Marble (KDE) is designed for use in lightweight environments without 3D hardware acceleration and is capable of not only being used as a standalone application, but also as a component in other applications, such as in a "World Clock" Plasma (KDE) and for geolocation in the photo management software digiKam.
3D Weather Globe & Atlas comes with complete 1 km Blue Marble imagery, 40,000 locations database, countries and time zones overlays. Application requires Internet connection only for online features: satellite cloud cover and real-time weather and forecast data.
Worldwide Telescope data support includes raster and vector types, the latter including up to 700,000 points in a single layer..
osgEarth uses a .earth XML map description to configure both web map services and local data sources. osgEarth developers are able to use ReadyMap.org free data services that hosts a 15m global basemap derived from the GLCF Landsat imagery, 90M SRTM elevation dataset derived from CGIAR SRTM, and world-wide street vector overlay from OpenStreetMap.
The use of virtual globe software was widely popularized by (and may have been first described in) Neal Stephenson's famous science fiction novel Snow Crash. In the metaverse in Snow Crash there is a piece of software called Earth made by the Central Intelligence Corporation. The CIC uses their virtual globe as a user interface for keeping track of all their geospatial data, including maps, architectural plans, weather data, and data from real-time satellite surveillance.

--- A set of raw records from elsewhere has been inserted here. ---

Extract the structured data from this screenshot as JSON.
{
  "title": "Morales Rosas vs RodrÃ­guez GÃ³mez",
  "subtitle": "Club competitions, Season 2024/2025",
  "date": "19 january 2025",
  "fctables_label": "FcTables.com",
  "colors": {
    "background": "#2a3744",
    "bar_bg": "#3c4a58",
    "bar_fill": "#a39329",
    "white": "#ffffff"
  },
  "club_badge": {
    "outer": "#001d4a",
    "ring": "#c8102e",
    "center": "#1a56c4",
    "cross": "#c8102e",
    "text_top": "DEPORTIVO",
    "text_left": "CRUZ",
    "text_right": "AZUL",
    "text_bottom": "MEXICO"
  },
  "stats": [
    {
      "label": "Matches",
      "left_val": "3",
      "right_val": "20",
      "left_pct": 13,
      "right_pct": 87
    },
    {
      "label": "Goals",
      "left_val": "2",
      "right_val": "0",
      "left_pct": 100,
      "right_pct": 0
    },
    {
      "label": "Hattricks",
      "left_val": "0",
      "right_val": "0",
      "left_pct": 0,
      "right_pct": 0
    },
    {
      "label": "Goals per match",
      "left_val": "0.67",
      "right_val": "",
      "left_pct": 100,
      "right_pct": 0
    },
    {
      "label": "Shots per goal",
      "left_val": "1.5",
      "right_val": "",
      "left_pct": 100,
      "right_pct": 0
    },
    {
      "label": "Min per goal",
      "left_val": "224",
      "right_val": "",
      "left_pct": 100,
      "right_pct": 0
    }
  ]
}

Virtual globes (along with all hypermedia and virtual reality software) are distant descendants of the Aspen Movie Map project, which pioneered the concept of using computers to simulate distant physical environments (though the Movie Map's scope was limited to the city of Aspen, Colorado).
Many of the functions of virtual globes were envisioned by Buckminster Fuller who in 1962 envisioned the creation of a Geoscope that would be a giant globe connected by computers to various databases. This would be used as an educational tool to display large scale global patterns related to topics such as economics, geology, natural resource use, etc.